There were times I was shooting images in low light and actually laughed when I saw how clean the images were – to the point I thinkmy mirrorless camera was starting to sweat.

Granted Huawei is still using aggressive noise reduction, something I’m not fond of. But it’s also clear there’s just not as much noise to cancel as on other smartphones.

Similarly impressive is the telephoto zoom.

The normal shot:

And then 5x zoom:

This flexibility in focal length meant I looked at scenes in totally different ways – a lot like walking around with my trio of lenses with my mirrorless camera, but with the speed and flexibility of a smartphone.

There are other clever touches. You can adjust portrait lighting, like on the iPhone X. The fantastic AI-powered image stabilization is so good you can take four-second exposures handheld (more than a second is usually a blurry mess). You can shoot up to 960fps slow motion, although it’s annoying you can only capture a few seconds worth of content in slow-mo.
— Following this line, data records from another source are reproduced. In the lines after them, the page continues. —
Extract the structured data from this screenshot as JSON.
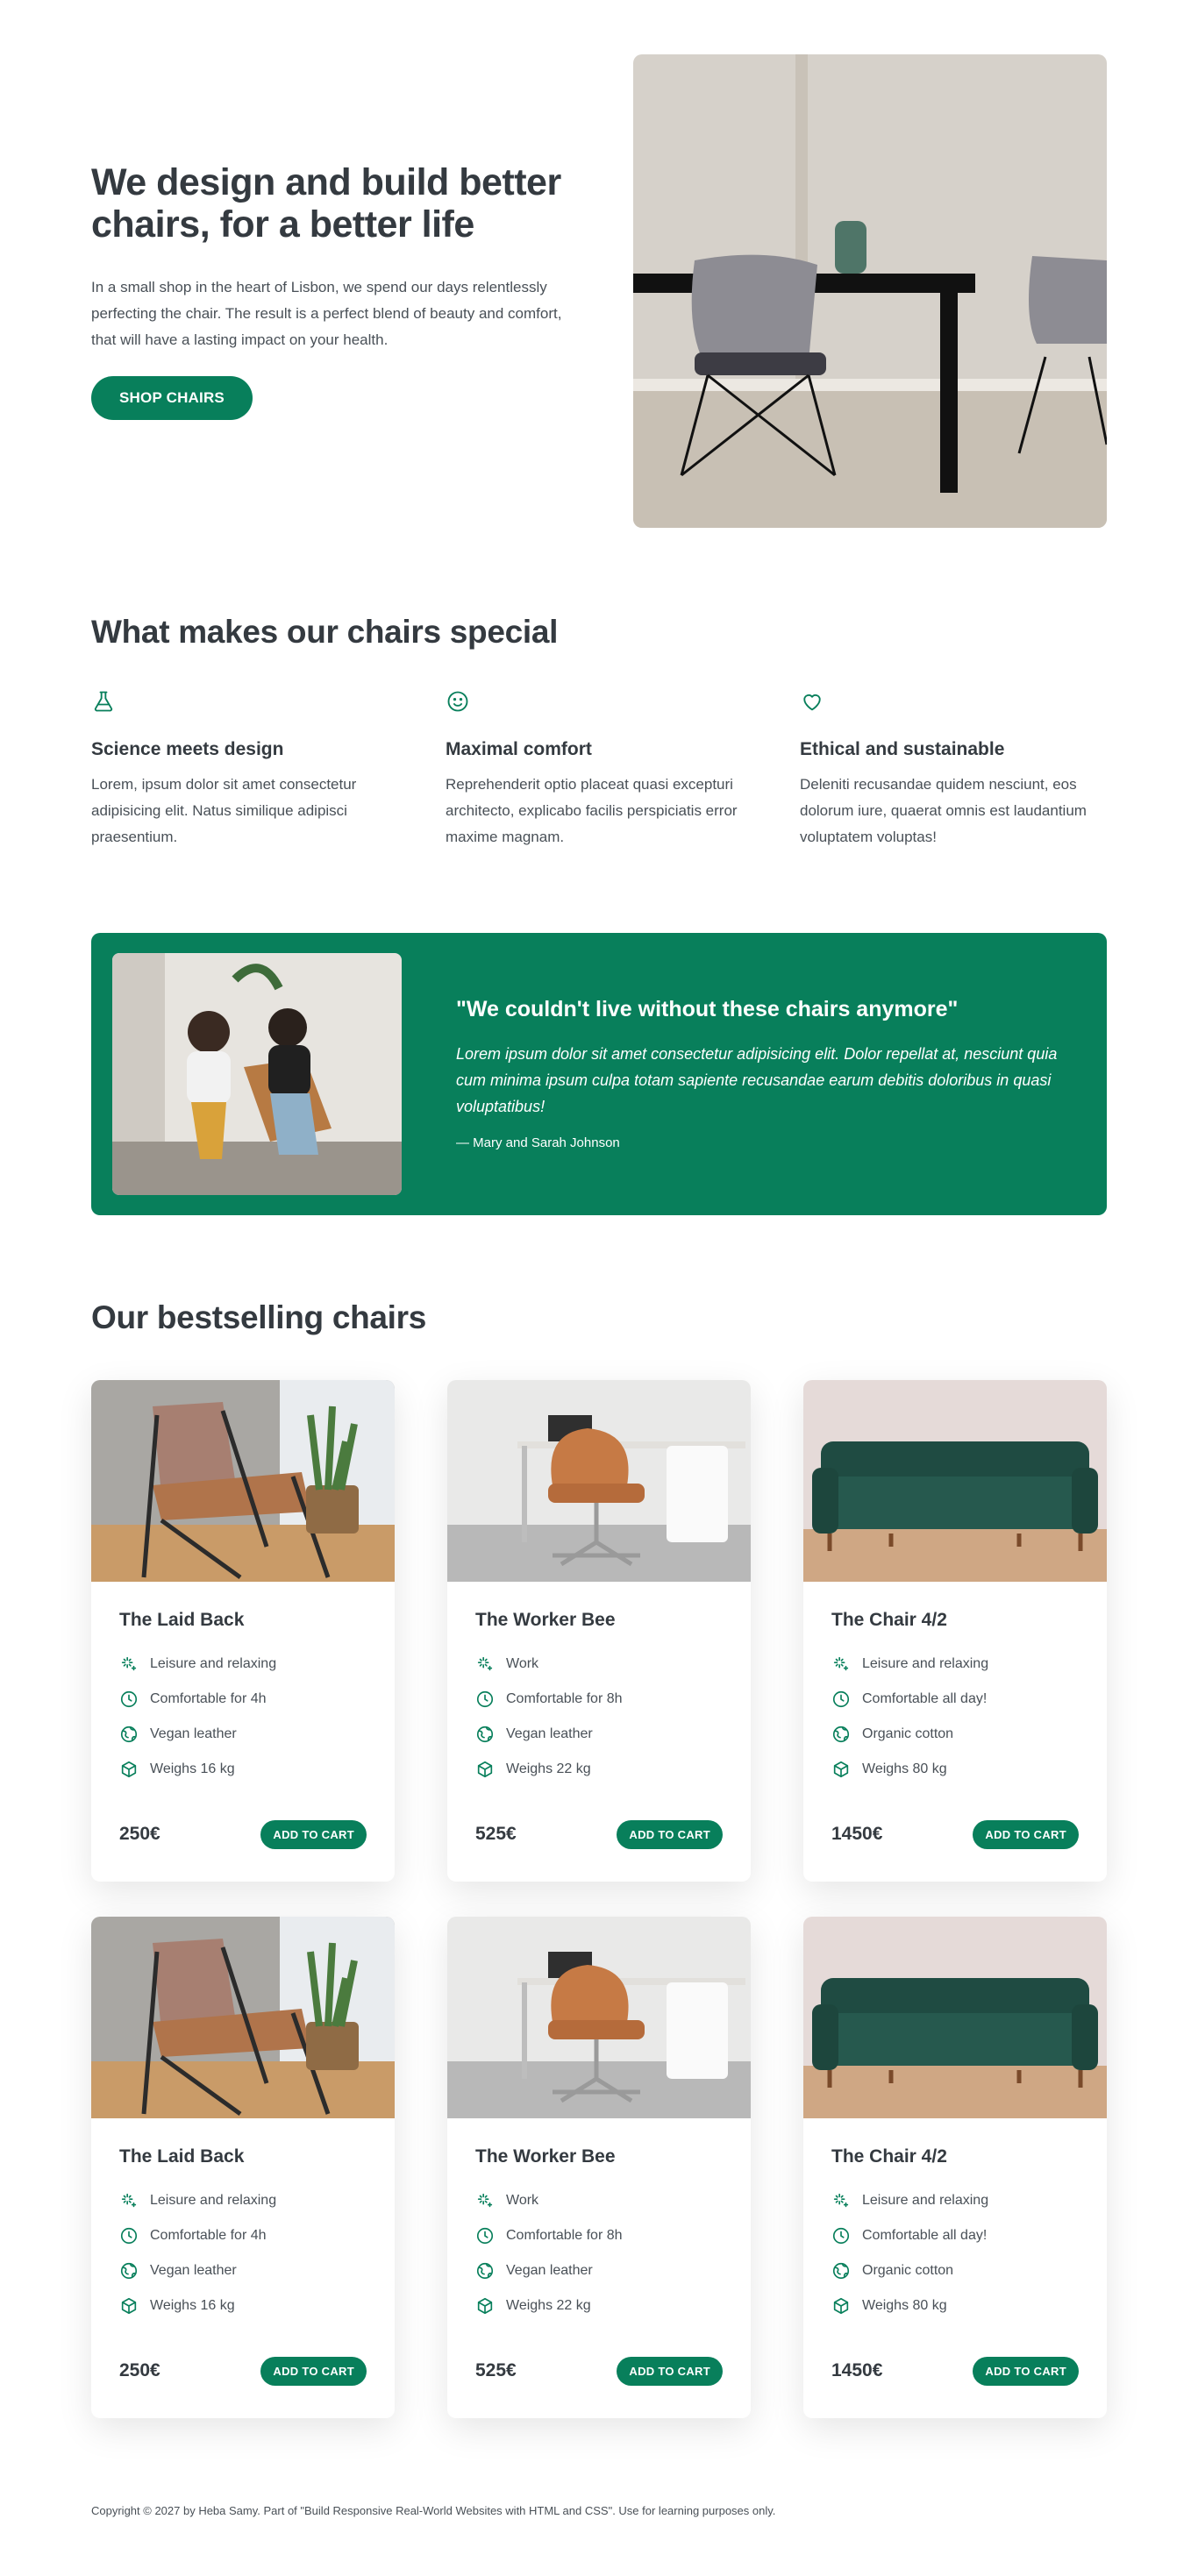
{
  "hero": {
    "title": "We design and build better chairs, for a better life",
    "description": "In a small shop in the heart of Lisbon, we spend our days relentlessly perfecting the chair. The result is a perfect blend of beauty and comfort, that will have a lasting impact on your health.",
    "cta_label": "SHOP CHAIRS",
    "image_icon": "dining-chairs-photo"
  },
  "features": {
    "title": "What makes our chairs special",
    "items": [
      {
        "icon": "flask-icon",
        "title": "Science meets design",
        "text": "Lorem, ipsum dolor sit amet consectetur adipisicing elit. Natus similique adipisci praesentium."
      },
      {
        "icon": "smile-icon",
        "title": "Maximal comfort",
        "text": "Reprehenderit optio placeat quasi excepturi architecto, explicabo facilis perspiciatis error maxime magnam."
      },
      {
        "icon": "heart-icon",
        "title": "Ethical and sustainable",
        "text": "Deleniti recusandae quidem nesciunt, eos dolorum iure, quaerat omnis est laudantium voluptatem voluptas!"
      }
    ]
  },
  "testimonial": {
    "quote": "\"We couldn't live without these chairs anymore\"",
    "text": "Lorem ipsum dolor sit amet consectetur adipisicing elit. Dolor repellat at, nesciunt quia cum minima ipsum culpa totam sapiente recusandae earum debitis doloribus in quasi voluptatibus!",
    "author": "— Mary and Sarah Johnson"
  },
  "products": {
    "title": "Our bestselling chairs",
    "cart_label": "ADD TO CART",
    "items": [
      {
        "name": "The Laid Back",
        "attrs": [
          "Leisure and relaxing",
          "Comfortable for 4h",
          "Vegan leather",
          "Weighs 16 kg"
        ],
        "price": "250€",
        "image": "lounge-chair"
      },
      {
        "name": "The Worker Bee",
        "attrs": [
          "Work",
          "Comfortable for 8h",
          "Vegan leather",
          "Weighs 22 kg"
        ],
        "price": "525€",
        "image": "office-chair"
      },
      {
        "name": "The Chair 4/2",
        "attrs": [
          "Leisure and relaxing",
          "Comfortable all day!",
          "Organic cotton",
          "Weighs 80 kg"
        ],
        "price": "1450€",
        "image": "sofa"
      },
      {
        "name": "The Laid Back",
        "attrs": [
          "Leisure and relaxing",
          "Comfortable for 4h",
          "Vegan leather",
          "Weighs 16 kg"
        ],
        "price": "250€",
        "image": "lounge-chair"
      },
      {
        "name": "The Worker Bee",
        "attrs": [
          "Work",
          "Comfortable for 8h",
          "Vegan leather",
          "Weighs 22 kg"
        ],
        "price": "525€",
        "image": "office-chair"
      },
      {
        "name": "The Chair 4/2",
        "attrs": [
          "Leisure and relaxing",
          "Comfortable all day!",
          "Organic cotton",
          "Weighs 80 kg"
        ],
        "price": "1450€",
        "image": "sofa"
      }
    ]
  },
  "footer": {
    "text": "Copyright © 2027 by Heba Samy. Part of \"Build Responsive Real-World Websites with HTML and CSS\". Use for learning purposes only."
  },
  "colors": {
    "primary": "#087f5b",
    "text": "#343a40",
    "muted": "#495057"
  }
}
Portrait mode, by the way, is quite good, though still behind Google and Apple’s realism and edge detection to my eye. For some reason Huawei has both a portrait mode and the ‘Aperture’ mode it introduced with the P9. Annoyingly while you can adjust the amount of background blur in the latter – even after it has been taken – you can’t in the former. As far as I can tell, the results from both modes are identical.
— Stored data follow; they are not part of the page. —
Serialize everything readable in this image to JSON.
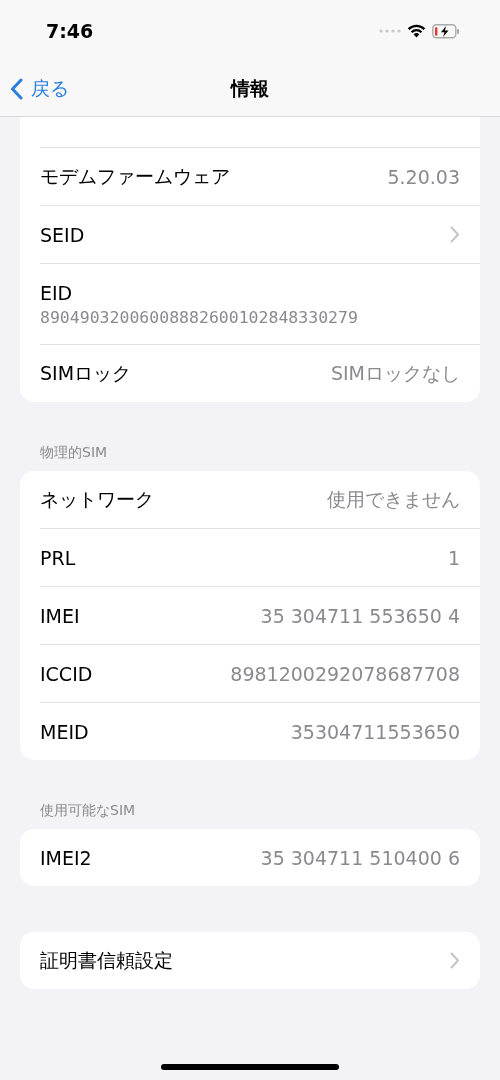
{
  "status_bar": {
    "time": "7:46"
  },
  "nav": {
    "back": "戻る",
    "title": "情報"
  },
  "sections": [
    {
      "rows": [
        {
          "kind": "value",
          "label": "モデムファームウェア",
          "value": "5.20.03"
        },
        {
          "kind": "chevron",
          "label": "SEID"
        },
        {
          "kind": "stacked",
          "label": "EID",
          "value": "89049032006008882600102848330279"
        },
        {
          "kind": "value",
          "label": "SIMロック",
          "value": "SIMロックなし"
        }
      ]
    },
    {
      "header": "物理的SIM",
      "rows": [
        {
          "kind": "value",
          "label": "ネットワーク",
          "value": "使用できません"
        },
        {
          "kind": "value",
          "label": "PRL",
          "value": "1"
        },
        {
          "kind": "value",
          "label": "IMEI",
          "value": "35 304711 553650 4"
        },
        {
          "kind": "value",
          "label": "ICCID",
          "value": "8981200292078687708"
        },
        {
          "kind": "value",
          "label": "MEID",
          "value": "35304711553650"
        }
      ]
    },
    {
      "header": "使用可能なSIM",
      "rows": [
        {
          "kind": "value",
          "label": "IMEI2",
          "value": "35 304711 510400 6"
        }
      ]
    },
    {
      "rows": [
        {
          "kind": "chevron",
          "label": "証明書信頼設定"
        }
      ]
    }
  ]
}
You might consider not using it at all, as the sensor is large enough that you can get decent bokeh using the default camera mode.

Here’s the rub: I don’t much like Huawei’s processing in good light, where its impressive hardware is less of factor. Images are oversharpened and noise reduction is much too aggressive. Faces seemed to be smoothed out even when the beauty feature is turned off. Dynamic range is fantastic and colors are good, but it’s clear Huawei is processing images to be viewed on a mobile screen, not a desktop – and let alone prints.

This lack of refinement is why the P20 Pro doesn’t replace my Pixel 2 overall. For everyday images, I preferred the look of my photos from the Pixel more. Even if the Pixel isn’t as technically capable as the Huawei, Google’s nailed images for what it has.

But then, maybe I’d feel different if I didn’t carry around a mirrorless camera with me most places for my “real” photography. The P20 Pro has a photographic flexibility that’s unmatched in a smartphone and I think the average person would care less about processing than I do. Considering how many features Huawei stuffs into it’s camera software, I just hope the company gives you the option to adjust noise reduction and sharpening in the future.

Huawei’s camera echoes the rest of the phone’s software. On one hand it’s bloated with features, and I grow tired of its vaguely Apple-esque UI. On the other hand, it is full of useful features like a one-handed mode, the ability to run two instances of an app, a screen recorder, navigation gestures and more.

None of this seems to affect performance though. The Kirin 970 is a little old now, having been released late last year, but it still feels surprisingly zippy for a phone with such a heavy Android skin. I’ve been using it for two months and it’s shown no signs of slowing down. As with previous Huawei phones, its AI-powered optimization actually seems to work.

Huawei’s notch is small and inconspicuous when hidden in the software.

The phone also has marathon longevity. the 4,000 mAh battery helps give the Mate 10 Pro the best battery life I’ve seen on an Android flagship, consistently netting me over 8 hours of screen on time. I never finished a a day with less than 30 percent battery, even with my typical heavy usage. All this without using the various power-saving modes either.

I like this phone. It’s a breath of fresh air in an industry that has felt increasingly by-the numbers in the past few years. It still suffers from Huawei’s usual quirks – a somewhat gaudy UI and bloated features – but these are not enough to quell the sense that this is the most satisfied I’ve been after reviewing a phone in some time. It’s a shame Americans are missing out.